- First appearance: A Love of a Lifetime
- Last appearance: Perfidia
- Created by: Kevin Falls
- Portrayed by: Moon Bloodgood

In-universe information
- Gender: female
- Title: Deputy District Attorney of San Francisco
- Occupation: Lawyer
- Spouse: Henry
- Relatives: Dan Vasser (ex-fiancee)
- Nationality: American

= Livia Beale =

Olivia Beale is a fictional character from the American drama series Journeyman. She is played by Moon Bloodgood.

Beale was born in 1923 and became a foster child. Before 1948, Beale began to time travel into the future where she helped change the outcome of people's lives for the better. At some point she was sent to the late 1980s where she remained, apparently without a mission. Taking advantage of her situation, Beale worked at the Luna café as a waitress during the day, and went to Law school at night. By 1998 she was the Deputy District Attorney of San Francisco and engaged to Dan Vasser. In 1999, Beale was sent back to 1948 after the plane she was flying on crashed into the ocean. This led to her being presumed dead by Dan and everyone else she left behind.

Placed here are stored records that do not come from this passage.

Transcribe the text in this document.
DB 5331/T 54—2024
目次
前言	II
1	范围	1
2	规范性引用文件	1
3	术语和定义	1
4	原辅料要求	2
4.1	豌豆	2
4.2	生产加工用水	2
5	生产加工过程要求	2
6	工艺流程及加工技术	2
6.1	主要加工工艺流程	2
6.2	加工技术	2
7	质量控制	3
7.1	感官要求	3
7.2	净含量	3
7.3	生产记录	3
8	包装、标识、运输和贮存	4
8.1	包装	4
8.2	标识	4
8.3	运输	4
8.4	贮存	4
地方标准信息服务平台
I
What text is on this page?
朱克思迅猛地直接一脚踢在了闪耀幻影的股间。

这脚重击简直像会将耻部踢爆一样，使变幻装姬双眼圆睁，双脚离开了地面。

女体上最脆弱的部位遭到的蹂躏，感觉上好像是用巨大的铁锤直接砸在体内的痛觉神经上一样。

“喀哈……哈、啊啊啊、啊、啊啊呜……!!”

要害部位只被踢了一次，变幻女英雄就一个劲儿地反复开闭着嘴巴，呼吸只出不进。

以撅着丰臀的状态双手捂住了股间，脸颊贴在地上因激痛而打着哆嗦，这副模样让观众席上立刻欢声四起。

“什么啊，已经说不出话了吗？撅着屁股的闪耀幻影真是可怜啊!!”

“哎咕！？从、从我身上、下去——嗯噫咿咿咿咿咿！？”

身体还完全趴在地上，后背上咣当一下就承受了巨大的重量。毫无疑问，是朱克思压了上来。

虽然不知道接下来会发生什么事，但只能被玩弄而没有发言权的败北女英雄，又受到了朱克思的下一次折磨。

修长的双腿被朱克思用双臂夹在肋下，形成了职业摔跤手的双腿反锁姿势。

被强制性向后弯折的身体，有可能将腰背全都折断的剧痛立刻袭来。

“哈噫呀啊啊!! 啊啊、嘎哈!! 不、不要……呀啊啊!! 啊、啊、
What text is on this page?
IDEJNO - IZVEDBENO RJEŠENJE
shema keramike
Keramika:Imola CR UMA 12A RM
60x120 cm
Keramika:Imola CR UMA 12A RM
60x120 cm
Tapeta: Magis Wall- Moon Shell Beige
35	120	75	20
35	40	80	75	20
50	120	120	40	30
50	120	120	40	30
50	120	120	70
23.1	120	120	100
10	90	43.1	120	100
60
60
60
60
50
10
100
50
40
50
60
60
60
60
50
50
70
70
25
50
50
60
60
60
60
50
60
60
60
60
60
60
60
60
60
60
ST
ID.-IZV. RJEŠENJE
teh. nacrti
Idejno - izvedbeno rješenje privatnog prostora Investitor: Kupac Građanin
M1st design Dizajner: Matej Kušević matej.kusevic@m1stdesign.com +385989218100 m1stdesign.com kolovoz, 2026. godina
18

When Dan begins time traveling at the start of the series, Beale joins him in the time periods to which he travels and often gives advice and help, normally arguing with Dan about the dangers of "going off mission". During Christmas 1948 she accepted the marriage proposal of Henry, played by John Dennis. Little is known about Henry, other than Livia has told him about her time traveling.

As the series continues, and as she learns what happened to Dan after she left him, Beale realizes that Dan was the target of her extended jump, and that her mission was to get Dan together with his wife, Katie (which happened because of Livia's supposed death).

It is said (mainly by fansites) that Beale died in the early 1990s, which was when Evan Pattison started traveling.

Livia did not die in the 1990s. The show's creator, Kevin Falls, in an interview after Journeyman was cancelled, outlined some of the stories that would have happened had the show continued. One of those was that an elderly Livia was still alive in 2008 and would meet up with Dan.